Vorcaro busca última chance de delação apesar de rejeições

Circulares envolvendo o ex-banqueiro discutem possível acordo com PF e PGR após decisão do STF que manteve familiares presos

Vorcaro busca última chance de delação apesar de rejeições
Daniel Vorcaro, ex-dono do Banco Master. Foto: Reprodução — Foto: Daniel Vorcaro, dono do Banco Master  • Reprodução

Apesar de proposta rejeitada, círculo próximo a ex-banqueiro Daniel Vorcaro explora novas possibilidades de acordo com autoridades após julgamento no STF

A estratégia de defesa do ex-banqueiro Daniel Vorcaro segue em movimentação nos bastidores, mesmo após rejeição formal de proposta de delação premiada, conforme indicam fontes ligadas às negociações divulgadas nesta terça-feira.

Negociações discretas ganham novo impulso

Após a recusa de proposta de colaboração na segunda-feira, interlocutores e familiares do ex-dono do Banco Master iniciaram consultas informais com especialistas em direito penal. O objetivo permanece abrir uma última via de entendimento junto à Polícia Federal e à Procuradoria-Geral da República.

As conversas envolvem profissionais que possam auxiliar na estruturação de um novo pacto com as autoridades.
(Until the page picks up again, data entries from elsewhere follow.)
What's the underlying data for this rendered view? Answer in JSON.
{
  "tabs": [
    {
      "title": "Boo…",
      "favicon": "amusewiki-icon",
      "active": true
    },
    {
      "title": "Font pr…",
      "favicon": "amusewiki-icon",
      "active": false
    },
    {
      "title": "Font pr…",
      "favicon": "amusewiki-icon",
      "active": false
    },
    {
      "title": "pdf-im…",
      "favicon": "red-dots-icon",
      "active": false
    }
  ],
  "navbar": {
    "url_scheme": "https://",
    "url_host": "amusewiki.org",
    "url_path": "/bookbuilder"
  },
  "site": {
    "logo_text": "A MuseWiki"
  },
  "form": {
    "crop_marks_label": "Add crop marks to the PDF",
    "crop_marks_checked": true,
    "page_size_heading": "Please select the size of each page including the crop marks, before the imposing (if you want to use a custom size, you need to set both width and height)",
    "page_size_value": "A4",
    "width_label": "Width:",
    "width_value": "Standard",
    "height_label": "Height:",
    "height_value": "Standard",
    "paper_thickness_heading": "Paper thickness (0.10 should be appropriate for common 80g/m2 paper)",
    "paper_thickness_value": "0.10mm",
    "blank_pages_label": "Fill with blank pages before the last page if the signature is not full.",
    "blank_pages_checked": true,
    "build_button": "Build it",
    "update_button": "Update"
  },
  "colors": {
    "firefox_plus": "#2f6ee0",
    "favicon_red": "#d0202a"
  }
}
Embora cercadas de ceticismo nos círculos jurídicos, essas movimentações sinalizam disposição contínua da família em buscar uma solução negociada.

STF marca inflexão do caso

O julgamento realizado pela Segunda Turma do Supremo Tribunal Federal nesta terça-feira é interpretado pelos analistas próximos ao caso como momento crucial para definir os próximos passos. A decisão manteve na prisão preventiva tanto Henrique Vorcaro, pai do ex-banqueiro, quanto Felipe Vorcaro, primo dele.

Os ministros André Mendonça, Kassio Nunes Marques e Luiz Fux votaram pela manutenção das prisões preventivas. Gilmar Mendes, por sua vez, sinalizou abertura ao conceder prisão domiciliar para o pai e adotar outras medidas cautelares para o primo.

Pressão familiar como gatilho

O encarceramento do pai de Vorcaro emerge como o elemento mais sensível nas conversas reservadas do círculo que o cerca. Pessoas próximas ao banqueiro veem a continuidade da prisão como instrumento de pressão sobre ele próprio.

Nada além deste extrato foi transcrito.